「軽油の税優遇廃止を」、VW社長が提言

自動車大手フォルクスワーゲン(VW)グループのマティアス・ミュラー社長は経済紙『ハンデルスブラット』のインタビューで、ディーゼル車の燃料である軽油の税優遇を段階的に廃止すべきだとの見解を表明した。独自動車業界全体の立場に最大手メーカーが“造反”した格好で、注目を集めている。軽油の税軽減がなくなればディーゼル車の需要減に一段と拍車がかかる見通しだ。

ドイツではガソリンの石油税が1リットル当たり65.45セントに上るのに対し、軽油は47.04セントと低く設定されている。ディーゼル車はガソリン車に比べて二酸化炭素(CO2)の排出量が少ないことから、温暖化防止の観点から軽油が優遇されている。

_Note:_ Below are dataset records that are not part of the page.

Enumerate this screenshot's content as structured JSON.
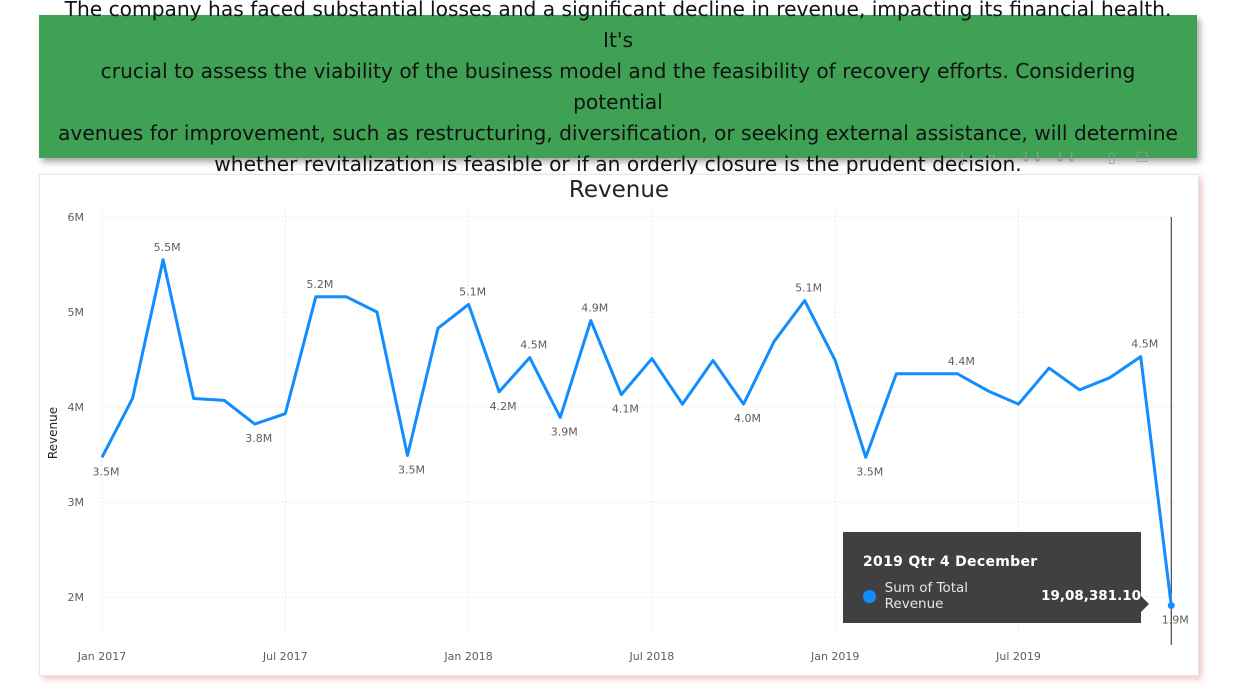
{
  "banner": {
    "lines": [
      "The company has faced substantial losses and a significant decline in revenue, impacting its financial health. It's",
      "crucial to assess the viability of the business model and the feasibility of recovery efforts. Considering potential",
      "avenues for improvement, such as restructuring, diversification, or seeking external assistance, will determine",
      "whether revitalization is feasible or if an orderly closure is the prudent decision."
    ]
  },
  "toolbar": {
    "icons": [
      "pin-icon",
      "drill-down-icon",
      "drill-next-level-icon",
      "expand-hierarchy-icon",
      "filter-icon",
      "focus-mode-icon"
    ],
    "color": "#9a9a9a"
  },
  "chart_data": {
    "type": "line",
    "title": "Revenue",
    "ylabel": "Revenue",
    "xlabel": "",
    "ylim": [
      1.5,
      6.0
    ],
    "yticks": [
      2,
      3,
      4,
      5,
      6
    ],
    "ytick_labels": [
      "2M",
      "3M",
      "4M",
      "5M",
      "6M"
    ],
    "xtick_labels": [
      "Jan 2017",
      "Jul 2017",
      "Jan 2018",
      "Jul 2018",
      "Jan 2019",
      "Jul 2019"
    ],
    "xtick_indices": [
      0,
      6,
      12,
      18,
      24,
      30
    ],
    "grid": true,
    "line_color": "#118dff",
    "series": [
      {
        "values": [
          3.47,
          4.09,
          5.55,
          4.09,
          4.07,
          3.82,
          3.93,
          5.16,
          5.16,
          5.0,
          3.49,
          4.83,
          5.08,
          4.16,
          4.52,
          3.89,
          4.91,
          4.13,
          4.51,
          4.03,
          4.49,
          4.03,
          4.69,
          5.12,
          4.49,
          3.47,
          4.35,
          4.35,
          4.35,
          4.17,
          4.03,
          4.41,
          4.18,
          4.31,
          4.53,
          1.91
        ]
      }
    ],
    "data_labels": [
      {
        "index": 0,
        "text": "3.5M",
        "pos": "below"
      },
      {
        "index": 2,
        "text": "5.5M",
        "pos": "above"
      },
      {
        "index": 5,
        "text": "3.8M",
        "pos": "below"
      },
      {
        "index": 7,
        "text": "5.2M",
        "pos": "above"
      },
      {
        "index": 10,
        "text": "3.5M",
        "pos": "below"
      },
      {
        "index": 12,
        "text": "5.1M",
        "pos": "above"
      },
      {
        "index": 13,
        "text": "4.2M",
        "pos": "below"
      },
      {
        "index": 14,
        "text": "4.5M",
        "pos": "above"
      },
      {
        "index": 15,
        "text": "3.9M",
        "pos": "below"
      },
      {
        "index": 16,
        "text": "4.9M",
        "pos": "above"
      },
      {
        "index": 17,
        "text": "4.1M",
        "pos": "below"
      },
      {
        "index": 21,
        "text": "4.0M",
        "pos": "below"
      },
      {
        "index": 23,
        "text": "5.1M",
        "pos": "above"
      },
      {
        "index": 25,
        "text": "3.5M",
        "pos": "below"
      },
      {
        "index": 28,
        "text": "4.4M",
        "pos": "above"
      },
      {
        "index": 34,
        "text": "4.5M",
        "pos": "above"
      },
      {
        "index": 35,
        "text": "1.9M",
        "pos": "below"
      }
    ],
    "highlight_index": 35
  },
  "tooltip": {
    "title": "2019 Qtr 4 December",
    "series_label": "Sum of Total Revenue",
    "value": "19,08,381.10",
    "dot_color": "#118dff"
  }
}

これを受けてディーゼル車の需要は長年、拡大傾向にあったものの、VWの排ガス不正問題発覚を受けて風向きが変化した。ディーゼル車は窒素酸化物(NOx)の排出量が多く、都市部での走行制限が現実味を帯びているためだ。新車登録に占めるディーゼル車の割合は2015年11月の49.7%から16年11月は44.9%、今年11月は34.0%へと落ち込んだ。軽油の税優遇が廃止されれば、ディーゼル車購入の大きなメリットが消えることになる。

ミュラー社長はインタビューで、エンジン車から環境に優しい電気駆動車へと移行するのであれば、軽油の税優遇を続けることはできないと発言。同税優遇を段階的に廃止し、それで浮いた財源を電気駆動車の分野に振り向けるべきたとの見解を示した。

VWは排ガス問題を受けて電気駆動車へのシフトを急速に推し進めており、同社長は軽油の税優遇がなくなっても「会社存続の危機に陥る心配はない」と自信を示した。競合ダイムラーやBMWも同様の方向に舵を切っているものの、ディーゼル車については「環境目標の達成に必要な技術だ」(ダイムラーのツェッチェ社長)との立場を堅持。独自動車工業会(VDA)もディーゼル車優遇の廃止に反対の姿勢を明確に打ち出している。

VWが業界に一線を画す背景には、軽油税優遇の廃止で得られる資金を充電インフラの拡充に充てれば、低迷している電気自動車(EV)の普及に弾みがつくとの計算があるもようだ。現在は充電インフラが足りずEVでの遠出が難しいことから、EV購入を見合わせる消費者が多い。